Onde há estado, há o poder de tributar; pois os governantes não podem governar sem a tributação. Como Ludwig von Mises escreveu: “Os fundos que um governo gasta em qualquer área são arrecadados por meio da tributação”[1] Ou, como coloca Murray Rothbard: “…todas as ações do estado se baseiam na fundamental intervenção binária que ele faz por meio dos impostos…”[2]

Onde há o estado, há também o crescimento do estado. Por que a esfera de ação do estado está sempre em constante ampliação? Uma teoria diz que os reais culpados são os grupos de interesse, os quais, por meio de seus lobistas, sabem utilizar o poder do estado para seus próprios benefícios. Enquanto essas pessoas continuarem querendo que o governo utilize seu poder de tributar e regular a economia para o benefício delas próprias e em detrimento de todo o resto da população, e enquanto tais pessoas continuarem com essa influência, o estado irá manter seu poder e continuar crescendo.

Esse artigo, porém, sugere uma teoria complementar. Quando o poder de tributar é concedido aos governantes, muitos incentivos nocivos necessariamente advirão disso.
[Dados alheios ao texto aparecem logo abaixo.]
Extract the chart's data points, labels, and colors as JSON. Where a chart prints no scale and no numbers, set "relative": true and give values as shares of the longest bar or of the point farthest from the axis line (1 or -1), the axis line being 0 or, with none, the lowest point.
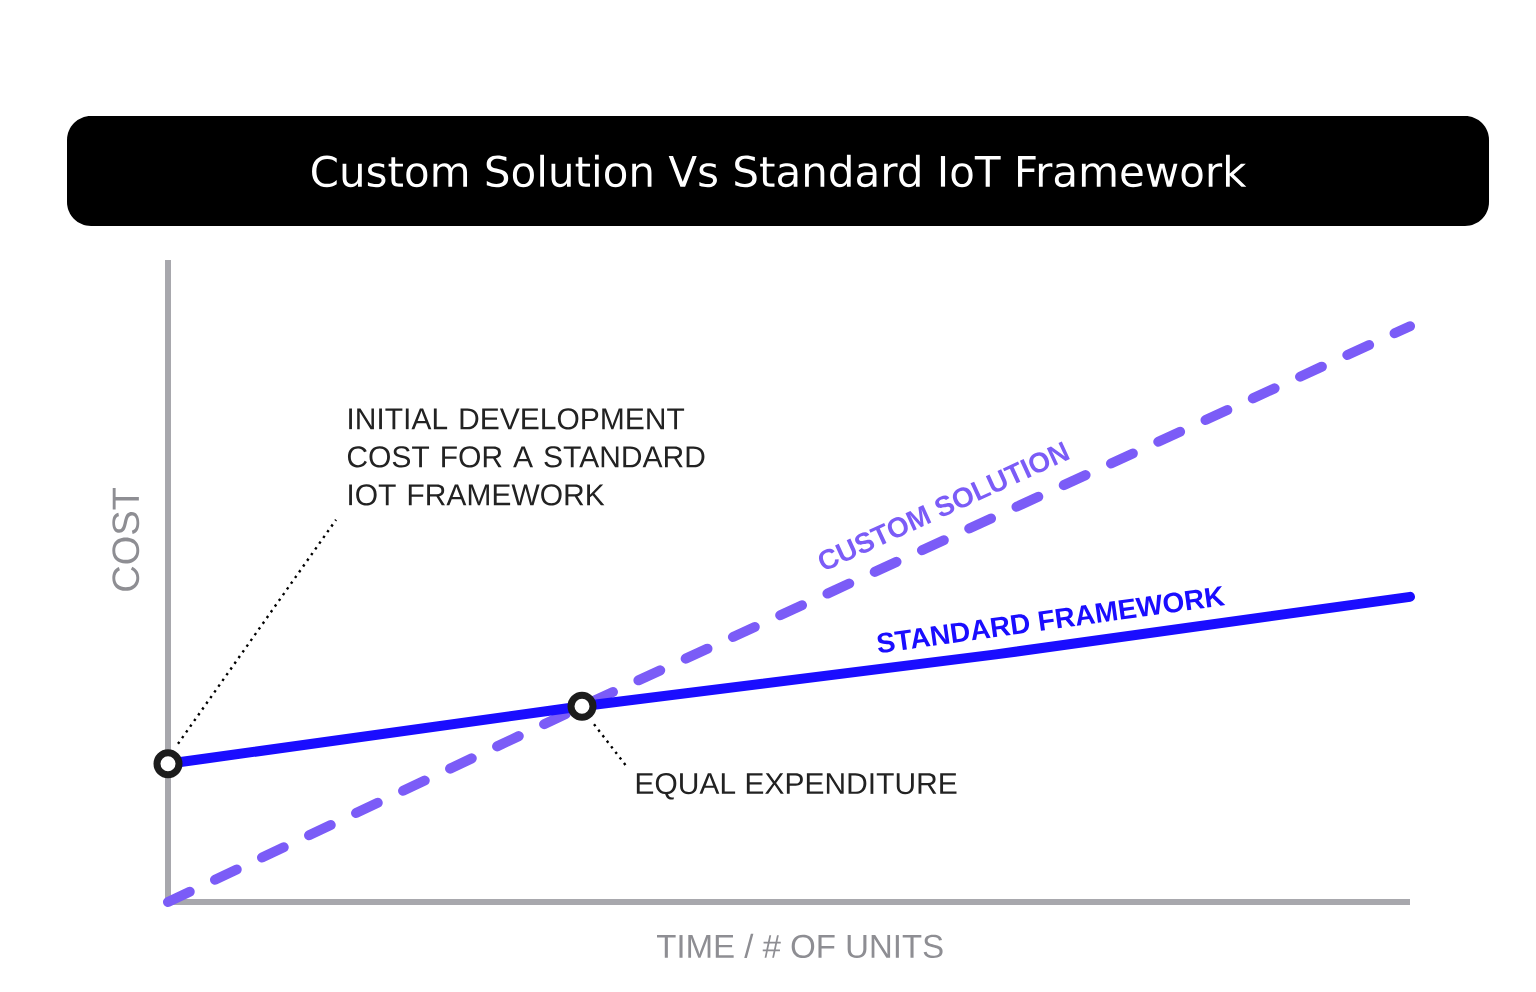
{
  "chart_data": {
    "type": "line",
    "title": "Custom Solution Vs Standard IoT Framework",
    "xlabel": "TIME / # OF UNITS",
    "ylabel": "COST",
    "relative": true,
    "legend": false,
    "categories": [
      null,
      null,
      null,
      null
    ],
    "series": [
      {
        "name": "CUSTOM SOLUTION",
        "color": "#7b5cf7",
        "values": [
          0,
          0.34,
          0.67,
          1
        ],
        "line_style": "dashed",
        "marker": "none"
      },
      {
        "name": "STANDARD FRAMEWORK",
        "color": "#1a0dff",
        "values": [
          null,
          0.34,
          0.43,
          0.53
        ],
        "line_style": "solid",
        "marker": "none"
      },
      {
        "color": "#1a0dff",
        "values": [
          0.24,
          0.34,
          null,
          null
        ],
        "line_style": "solid",
        "marker": "circle",
        "colors": [
          "#1c1c1c",
          "#1c1c1c",
          null,
          null
        ]
      }
    ],
    "annotations": [
      "INITIAL DEVELOPMENT COST FOR A STANDARD IOT FRAMEWORK",
      "EQUAL EXPENDITURE"
    ]
  }
}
E estes apenas encorajam os governantes a expandir ainda mais seus atos destrutivos.

Incentivos

Uma ação proposital envolve uma escolha entre várias alternativas. E escolhas embutem incentivos (recompensas) e desincentivos (custos), sendo que ambos podem ser monetários ou não monetários. Considere, por exemplo, a provisão de justiça feita pela Coroa na Inglaterra medieval. Criminosos condenados eram normalmente enforcados e seus bens eram confiscados pela Coroa, embora o rei pudesse perdoar um criminoso que concordassem em servir no exército real.

Essa estrutura de incentivos motivou a Coroa a condenar criminosos, pois, para cada condenação, o pagamento era ou a propriedade do criminoso ou o uso do criminoso como soldado (os incentivos). A Coroa enfrentava desincentivos também, não apenas custos financeiros, mas também deslealdade, descontentamento, perda de reputação e ressentimento, caso ela erroneamente condenasse pessoas inocentes.
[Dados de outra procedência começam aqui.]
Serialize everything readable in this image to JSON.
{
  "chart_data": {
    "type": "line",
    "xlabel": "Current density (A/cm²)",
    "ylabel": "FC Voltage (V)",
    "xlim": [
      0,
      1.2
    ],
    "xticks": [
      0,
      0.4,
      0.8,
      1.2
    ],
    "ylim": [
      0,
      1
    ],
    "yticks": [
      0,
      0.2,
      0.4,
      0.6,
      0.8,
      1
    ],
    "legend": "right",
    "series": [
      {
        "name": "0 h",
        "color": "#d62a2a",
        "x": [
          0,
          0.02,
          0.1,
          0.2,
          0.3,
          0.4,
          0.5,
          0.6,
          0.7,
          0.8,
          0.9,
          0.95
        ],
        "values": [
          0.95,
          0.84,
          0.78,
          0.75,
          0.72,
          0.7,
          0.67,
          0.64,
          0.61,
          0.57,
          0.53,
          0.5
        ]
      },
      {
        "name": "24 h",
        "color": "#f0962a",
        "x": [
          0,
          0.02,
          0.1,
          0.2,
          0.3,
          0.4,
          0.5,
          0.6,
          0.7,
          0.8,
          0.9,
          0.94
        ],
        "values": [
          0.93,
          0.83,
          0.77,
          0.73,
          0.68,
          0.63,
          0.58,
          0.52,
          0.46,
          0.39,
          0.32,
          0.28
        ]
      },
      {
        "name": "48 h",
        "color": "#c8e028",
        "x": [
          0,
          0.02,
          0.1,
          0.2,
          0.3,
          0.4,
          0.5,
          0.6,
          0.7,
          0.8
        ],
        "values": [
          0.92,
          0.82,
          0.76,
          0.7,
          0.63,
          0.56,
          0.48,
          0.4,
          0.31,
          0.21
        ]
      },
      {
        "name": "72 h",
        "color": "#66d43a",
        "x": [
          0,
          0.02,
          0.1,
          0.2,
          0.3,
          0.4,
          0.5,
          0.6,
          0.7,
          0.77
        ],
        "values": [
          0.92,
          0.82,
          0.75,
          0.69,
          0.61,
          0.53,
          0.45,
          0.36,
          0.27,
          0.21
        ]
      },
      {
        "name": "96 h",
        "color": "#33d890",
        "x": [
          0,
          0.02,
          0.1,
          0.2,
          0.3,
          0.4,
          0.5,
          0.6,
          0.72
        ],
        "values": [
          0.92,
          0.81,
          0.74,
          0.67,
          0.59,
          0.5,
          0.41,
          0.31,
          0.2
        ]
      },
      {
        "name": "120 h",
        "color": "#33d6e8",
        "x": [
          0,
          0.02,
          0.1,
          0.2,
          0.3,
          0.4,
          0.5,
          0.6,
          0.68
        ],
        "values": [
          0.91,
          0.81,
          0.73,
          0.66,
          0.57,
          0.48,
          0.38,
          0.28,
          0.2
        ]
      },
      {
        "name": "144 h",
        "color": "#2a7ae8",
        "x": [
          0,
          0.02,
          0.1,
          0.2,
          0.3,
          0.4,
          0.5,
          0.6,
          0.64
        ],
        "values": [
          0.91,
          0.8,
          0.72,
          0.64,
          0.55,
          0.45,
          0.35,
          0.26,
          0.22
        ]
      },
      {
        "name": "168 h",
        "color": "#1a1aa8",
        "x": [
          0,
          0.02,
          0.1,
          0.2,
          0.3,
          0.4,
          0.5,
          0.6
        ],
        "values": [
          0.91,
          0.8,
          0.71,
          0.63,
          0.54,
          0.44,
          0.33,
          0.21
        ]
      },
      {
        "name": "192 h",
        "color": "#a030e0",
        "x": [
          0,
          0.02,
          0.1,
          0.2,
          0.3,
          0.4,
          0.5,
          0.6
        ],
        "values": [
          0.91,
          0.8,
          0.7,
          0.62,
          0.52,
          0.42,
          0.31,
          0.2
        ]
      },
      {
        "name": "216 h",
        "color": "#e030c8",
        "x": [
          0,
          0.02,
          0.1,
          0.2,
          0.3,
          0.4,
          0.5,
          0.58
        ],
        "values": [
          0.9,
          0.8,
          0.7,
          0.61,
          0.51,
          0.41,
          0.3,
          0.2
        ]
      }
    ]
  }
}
Sob essa estrutura de incentivos, a Coroa previsivelmente demonstrava um notável entusiasmo pela captura e condenação de criminosos (e talvez de não criminosos). A estrutura de incentivos também induzia a Coroa a alterar as leis de modo a definir mais crimes sendo crimes sérios.[3]
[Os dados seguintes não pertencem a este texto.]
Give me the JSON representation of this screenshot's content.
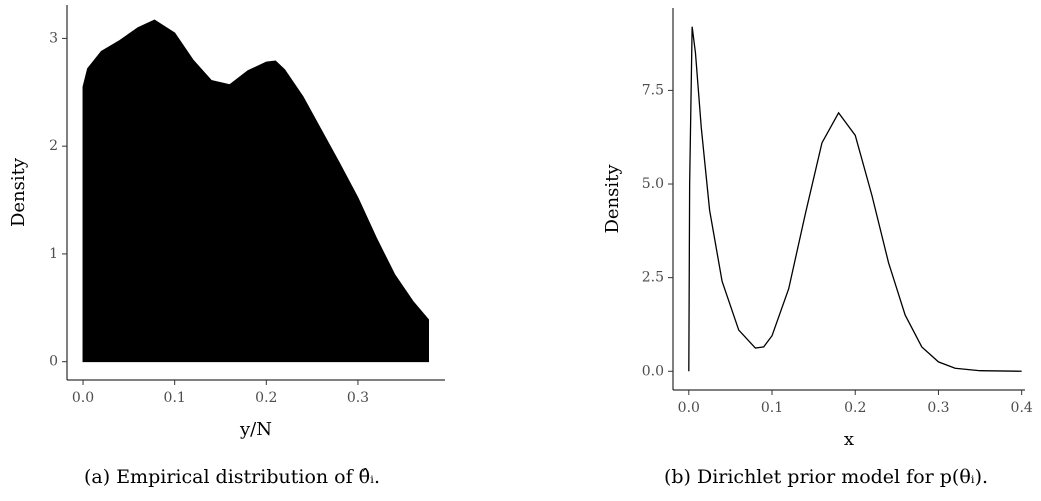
{
  "chart_data": [
    {
      "type": "area",
      "color": "#000000",
      "xlabel": "y/N",
      "ylabel": "Density",
      "caption": "(a) Empirical distribution of θ̂ᵢ.",
      "x": [
        0,
        0.005,
        0.02,
        0.04,
        0.06,
        0.078,
        0.1,
        0.12,
        0.14,
        0.16,
        0.18,
        0.2,
        0.21,
        0.22,
        0.24,
        0.26,
        0.28,
        0.3,
        0.32,
        0.34,
        0.36,
        0.377
      ],
      "values": [
        2.55,
        2.72,
        2.88,
        2.98,
        3.1,
        3.17,
        3.05,
        2.8,
        2.61,
        2.57,
        2.7,
        2.78,
        2.79,
        2.71,
        2.46,
        2.15,
        1.84,
        1.52,
        1.15,
        0.81,
        0.56,
        0.39
      ],
      "xlim": [
        -0.0175,
        0.395
      ],
      "ylim": [
        -0.17,
        3.31
      ],
      "xticks": [
        {
          "value": 0,
          "label": "0.0"
        },
        0.1,
        0.2,
        0.3
      ],
      "yticks": [
        0,
        1,
        2,
        3
      ]
    },
    {
      "type": "line",
      "color": "#000000",
      "xlabel": "x",
      "ylabel": "Density",
      "caption": "(b) Dirichlet prior model for p(θᵢ).",
      "x": [
        0,
        0.001,
        0.004,
        0.008,
        0.015,
        0.025,
        0.04,
        0.06,
        0.08,
        0.09,
        0.1,
        0.12,
        0.14,
        0.16,
        0.18,
        0.2,
        0.22,
        0.24,
        0.26,
        0.28,
        0.3,
        0.32,
        0.35,
        0.4
      ],
      "values": [
        0,
        5,
        9.2,
        8.5,
        6.5,
        4.3,
        2.4,
        1.1,
        0.62,
        0.65,
        0.95,
        2.2,
        4.2,
        6.1,
        6.9,
        6.3,
        4.7,
        2.9,
        1.5,
        0.65,
        0.25,
        0.08,
        0.015,
        0
      ],
      "xlim": [
        -0.019,
        0.404
      ],
      "ylim": [
        -0.5,
        9.7
      ],
      "xticks": [
        {
          "value": 0,
          "label": "0.0"
        },
        0.1,
        0.2,
        0.3,
        0.4
      ],
      "yticks": [
        {
          "value": 0,
          "label": "0.0"
        },
        2.5,
        {
          "value": 5,
          "label": "5.0"
        },
        7.5
      ]
    }
  ]
}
Perniciosos incentivos advindos do poder de tributar

Governantes, sendo humanos, têm desejos que gostariam de realizar, itens como fazer o bem (na concepção deles), ter poder, glória, dinheiro, satisfação pessoal, orgulho, respeito, adulação, segurança no emprego, ajudar os pobres ou os ricos, acabar com o capitalismo, difundir a democracia etc. Entretanto, o que os governantes querem não é o mesmo que os governados querem. Indivíduos possuem ideias amplamente distintas sobre o que é desejável — algo facilmente evidenciado pelos vários e diferentes estilos de vida.

Obviamente, governantes são incapazes de escolher ações que satisfaçam as preferências individuais de cada governado, mesmo que eles conhecessem absolutamente todas elas; mas também nenhum governante sabe o que os governados querem agora ou daqui a dez minutos. Dado que os governantes absorvem recursos dos pagadores de impostos e os gastam em projetos que não podem satisfazer as preferências de todos os seus governados, disso se conclui que os governantes destroem a felicidade daqueles que eles tributam.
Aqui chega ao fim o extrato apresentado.